Patricia fait partie des artistes avec lesquels je joue depuis de longues années : j’avais vingt-deux ans lorsque nous nous sommes rencontrées. C’est comme Bertrand Chamayou : nous avons joué ensemble pour la première fois à dix-sept ans, à une époque où nous n’avions presque pas d’engagements. Le disque que vous avez évoqué n’était pas réalisable avec quelqu’un d’autre : je ne peux pas m’imaginer deux personnes qui se rencontrent pour un tel projet… Il faut tant de travail, de connaissance mutuelle, de complicité pour aborder la complexité de ce répertoire composé de morceaux qui nous inspirent (allant de Carl Philipp Emanuel Bach à Jörg Widmann, en passant par Ravel, Xenakis, Ligeti, Kodály, NDLR). Pour que deux personnes ne fassent qu’une sur scène ou au disque, cette histoire commune est indispensable et irremplaçable.

Vous jouez un violoncelle de Matteo Goffriller de 1730 et le “Bonamy Dobree-Suggia” d’Antonio Stradivarius de 1717 : comment choisissez-vous l’instrument le plus adapté à chaque concert ?

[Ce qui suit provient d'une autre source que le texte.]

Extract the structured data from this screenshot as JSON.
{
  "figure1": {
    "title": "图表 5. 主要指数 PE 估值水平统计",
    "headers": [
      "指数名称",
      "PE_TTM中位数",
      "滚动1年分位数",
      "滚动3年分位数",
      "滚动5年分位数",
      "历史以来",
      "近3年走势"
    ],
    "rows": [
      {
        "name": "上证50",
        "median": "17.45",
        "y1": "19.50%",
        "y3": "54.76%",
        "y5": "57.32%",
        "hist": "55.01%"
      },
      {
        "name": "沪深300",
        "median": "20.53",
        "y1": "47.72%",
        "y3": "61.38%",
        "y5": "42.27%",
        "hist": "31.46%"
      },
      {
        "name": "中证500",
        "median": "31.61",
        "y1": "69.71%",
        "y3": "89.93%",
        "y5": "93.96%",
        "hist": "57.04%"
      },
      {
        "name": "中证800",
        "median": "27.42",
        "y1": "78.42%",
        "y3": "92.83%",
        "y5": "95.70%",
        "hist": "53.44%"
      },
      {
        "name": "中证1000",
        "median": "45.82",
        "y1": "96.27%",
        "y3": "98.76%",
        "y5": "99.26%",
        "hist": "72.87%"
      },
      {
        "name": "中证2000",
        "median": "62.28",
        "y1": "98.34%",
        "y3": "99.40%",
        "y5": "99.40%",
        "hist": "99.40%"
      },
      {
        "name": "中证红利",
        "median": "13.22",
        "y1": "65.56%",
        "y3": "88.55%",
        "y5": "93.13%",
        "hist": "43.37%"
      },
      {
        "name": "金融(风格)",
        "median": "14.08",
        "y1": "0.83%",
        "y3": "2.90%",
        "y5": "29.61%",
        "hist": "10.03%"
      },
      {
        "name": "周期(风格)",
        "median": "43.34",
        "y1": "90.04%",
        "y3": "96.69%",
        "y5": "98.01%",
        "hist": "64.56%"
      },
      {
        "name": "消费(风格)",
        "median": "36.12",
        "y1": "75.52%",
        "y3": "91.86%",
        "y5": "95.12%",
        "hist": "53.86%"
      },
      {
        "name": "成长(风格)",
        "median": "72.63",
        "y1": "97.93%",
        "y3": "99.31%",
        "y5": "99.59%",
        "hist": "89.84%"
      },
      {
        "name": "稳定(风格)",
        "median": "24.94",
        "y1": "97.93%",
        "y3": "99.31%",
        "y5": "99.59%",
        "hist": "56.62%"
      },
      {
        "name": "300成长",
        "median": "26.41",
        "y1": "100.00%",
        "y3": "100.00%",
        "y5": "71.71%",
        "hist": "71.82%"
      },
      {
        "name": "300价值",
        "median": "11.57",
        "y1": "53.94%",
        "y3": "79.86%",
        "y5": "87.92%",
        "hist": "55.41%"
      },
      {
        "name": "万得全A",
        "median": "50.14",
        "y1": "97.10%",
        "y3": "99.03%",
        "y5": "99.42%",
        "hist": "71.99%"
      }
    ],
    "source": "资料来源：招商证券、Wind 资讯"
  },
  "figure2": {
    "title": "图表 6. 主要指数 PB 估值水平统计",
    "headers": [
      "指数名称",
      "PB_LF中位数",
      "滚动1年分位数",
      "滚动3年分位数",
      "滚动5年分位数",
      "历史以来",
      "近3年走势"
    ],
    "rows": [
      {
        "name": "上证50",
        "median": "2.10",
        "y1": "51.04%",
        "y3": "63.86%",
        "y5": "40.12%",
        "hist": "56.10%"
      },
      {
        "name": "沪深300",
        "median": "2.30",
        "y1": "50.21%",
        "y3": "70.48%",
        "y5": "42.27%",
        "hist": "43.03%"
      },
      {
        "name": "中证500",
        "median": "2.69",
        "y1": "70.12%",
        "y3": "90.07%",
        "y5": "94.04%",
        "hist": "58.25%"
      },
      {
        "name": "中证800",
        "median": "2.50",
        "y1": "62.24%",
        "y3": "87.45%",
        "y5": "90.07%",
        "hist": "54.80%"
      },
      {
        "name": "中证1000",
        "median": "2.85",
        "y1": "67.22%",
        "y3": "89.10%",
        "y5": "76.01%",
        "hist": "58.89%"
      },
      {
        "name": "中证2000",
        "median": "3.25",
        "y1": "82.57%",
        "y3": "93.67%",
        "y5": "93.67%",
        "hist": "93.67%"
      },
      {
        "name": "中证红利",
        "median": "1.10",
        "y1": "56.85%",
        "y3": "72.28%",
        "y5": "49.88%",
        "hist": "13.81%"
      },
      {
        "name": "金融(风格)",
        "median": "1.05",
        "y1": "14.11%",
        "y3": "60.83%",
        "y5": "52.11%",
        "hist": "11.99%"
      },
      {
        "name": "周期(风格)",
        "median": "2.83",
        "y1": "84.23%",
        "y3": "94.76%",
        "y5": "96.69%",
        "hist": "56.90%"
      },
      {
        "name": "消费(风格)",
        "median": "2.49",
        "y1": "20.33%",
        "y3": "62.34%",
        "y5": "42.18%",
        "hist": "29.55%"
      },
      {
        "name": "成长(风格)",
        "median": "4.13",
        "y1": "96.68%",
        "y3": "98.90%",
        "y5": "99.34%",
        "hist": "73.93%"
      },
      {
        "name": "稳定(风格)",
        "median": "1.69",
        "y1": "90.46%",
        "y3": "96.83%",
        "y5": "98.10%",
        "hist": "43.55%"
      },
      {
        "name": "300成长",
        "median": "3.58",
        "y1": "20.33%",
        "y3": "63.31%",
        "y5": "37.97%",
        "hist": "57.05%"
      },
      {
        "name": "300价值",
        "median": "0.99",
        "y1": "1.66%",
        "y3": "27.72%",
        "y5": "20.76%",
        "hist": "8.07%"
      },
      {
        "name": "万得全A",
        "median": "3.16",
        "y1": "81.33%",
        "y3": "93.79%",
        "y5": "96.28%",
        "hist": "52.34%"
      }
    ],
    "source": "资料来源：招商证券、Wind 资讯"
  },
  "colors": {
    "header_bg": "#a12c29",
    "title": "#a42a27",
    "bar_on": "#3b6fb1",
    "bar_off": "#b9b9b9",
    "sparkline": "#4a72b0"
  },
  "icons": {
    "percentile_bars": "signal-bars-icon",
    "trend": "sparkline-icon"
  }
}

J’avais joué une première fois le Stradivarius à dix-sept ans et j’ai eu la chance de le retrouver il y a peu (il lui est gracieusement mis à disposition par la Fondation Habisreutinger, depuis 2020, NDLR). Il possède une pureté extraordinaire dans le son ; on dirait qu’il se déploie sur de la neige ! J’ai enregistré un disque – qui n’est pas encore paru – avec François-Xavier Roth et Les Siècles, utilisant ce Stradivarius et des cordes en boyaux, dédié au répertoire romantique français, avec les deux concertos de Saint-Saëns et celui de Lalo. Il a une telle beauté dans les couleurs, une telle finesse… Avec lui, je projette aussi un CD autour du répertoire pour violoncelle et piano de Mendelssohn avec Bertrand Chamayou. J’ai ainsi décidé que toutes les œuvres que je joue avec des cordes en boyaux le seront avec le Stradivarius, réservant le Goffriller aux autres, comme ce concerto de Lutosławski : cet instrument permet une intensité supérieure, car il possède un côté “tigre” qui va rugir… Le violoncelle est comme un “récitant” : le Stradivarius a la douceur des voyelles, le Goffriller la puissance des consonnes.